Несмотря на его продолжавшуюся слабость, Кериан не хотела больше откладывать собрание. Как сказала Эльхана, они просто не могли продолжать так дальше.
Кериан обвела взглядом собравшуюся перед ней толпу сильванестийцев, квалинестийцев и кагонестийцев, и ощутила комок в горле. Они прибыли со всех уголков старых королевств, изгнанные из земель, в которых их раса обитала тысячелетиями. Многие погибли за время долгого путешествия. Некоторые родились.
Прочистив горло, она начала говорить.
«Народ нашей древней расы! Множество зигзагов судьбы и удачи привели нас в это место. Тысячи сражались и умирали, чтобы мы могли жить. В честь тех, кто пожертвовал собой ради нас, мы собрались здесь, чтобы обсудить свое будущее. Потому что слишком многое зависит от выбора, который мы сделаем, мы обращаемся ко всем вам на новом Синтал-Элише».
Это был конклав, основавший первое эльфийское королевство, Сильванести, и избравший Сильваноса Золотоглазого первым Беседующим со Звездами.
Кто-то из толпы крикнул: «Где Беседующий? Где Следопыт?»
Другие поддержали его. Эти выкрики разозлили Кериан. С ее губ был готов сорваться резкий ответ, но ее внимание отвлекло прикосновение к запястью. Эльхана прошептала: «Они напуганы, племянница, не гневайся. Успокой их».
Как обычно, ее совет был здравым, но ярость Кериан было нелегко погасить. Она не желала выставлять напоказ состояние своего мужа, не перед любившим его народом, и уж точно, не перед понимающим взглядом Портиоса.

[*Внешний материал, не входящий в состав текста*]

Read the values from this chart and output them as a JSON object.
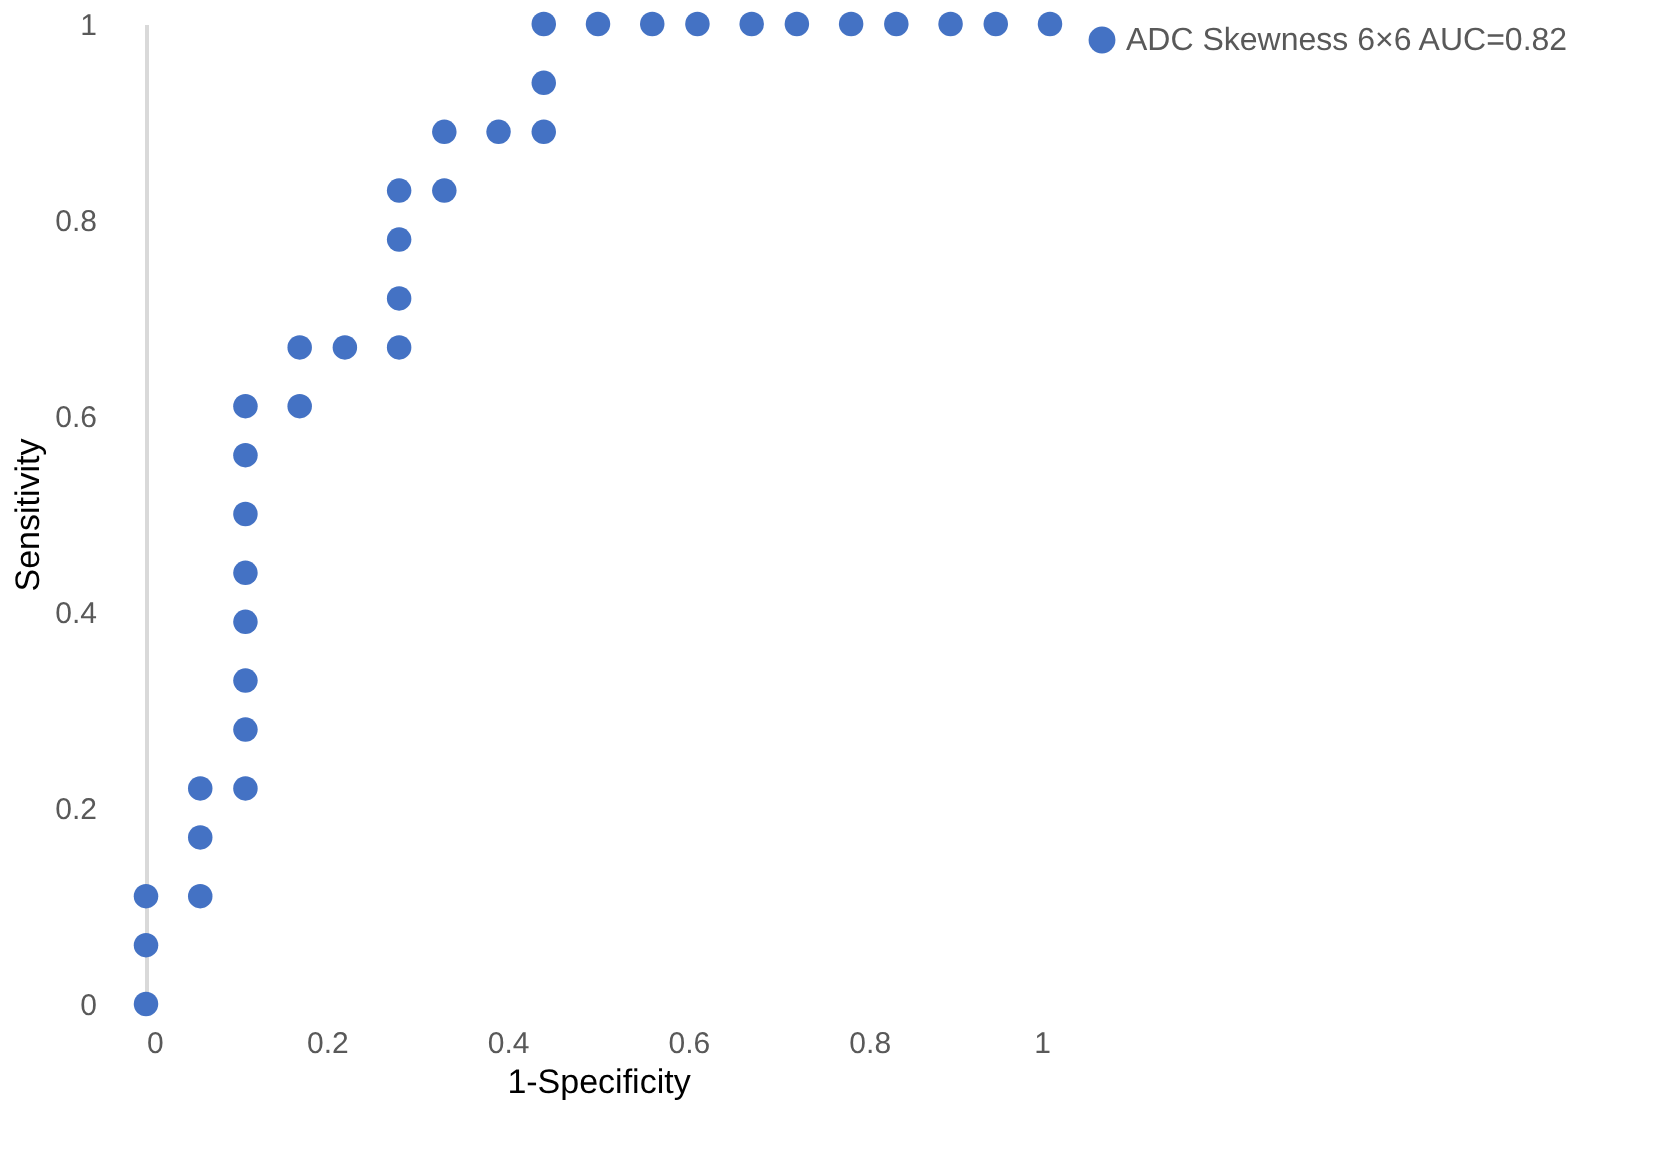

Она подняла руки, и крики стихли. — «Беседующий знает об этом собрании», — сказала она. Ненавидя каждое слово, она добавила, — «Ему… сегодня нездоровится. Его целители посоветовали ему оставаться в постели». — Трусанар предпочел бы, чтобы Беседующий постоянно оставался в постели, но Кериан не собиралась сообщать об этом.
По толпе пронеслись недоуменные вопросы. Их Беседующий был болен? Как болен? Ему и в самом деле должно было сильно нездоровиться, чтобы пропустить столь важное собрание. Очевидно, слишком явная встревоженность Львицы лишь усилила их обеспокоенность, вызвав волну испуганных выкликов.
«Возможно, следует послать за ним носилки», — пробормотала Кериан Эльхана, когда шум усилился.
«Прекратите болтать!»
Гомон толпы прорезал приказ Портиоса. Он поднялся по небольшому склону на самую высокую точку гранитной глыбы. Большинство эльфов притихли; остальных заставили замолчать их соседи. Если они собирались услышать его хриплый голос, должна быть тишина. Хотя они хотели слушать, большинство отводили взгляд от изувеченного тела Портиоса.
«Мы здесь», — заявил он, — «чтобы обсудить дела гораздо более важные, чем жизнь одного эльфа».
Кериан гневно сделала шаг в его сторону, но Эльхана потянула ее обратно, прошипев: «Нет! Народ не должен видеть, как мы спорим».
«Тогда им лучше закрыть глаза», — прорычала Кериан, но пока что осталась на месте.
Портиос продолжил: «Единственный стоящий перед нами вопрос: следует ли нам оставаться здесь и умереть от голода или унесенными призраками за рекой, или нам следует вернуть то, что по праву принадлежит нам?»
Большое число воинов вскинуло к небу мечи и копья, энергично выкрикивая одобрение. Толпа гражданских напротив Портиоса не подхватила их пыл.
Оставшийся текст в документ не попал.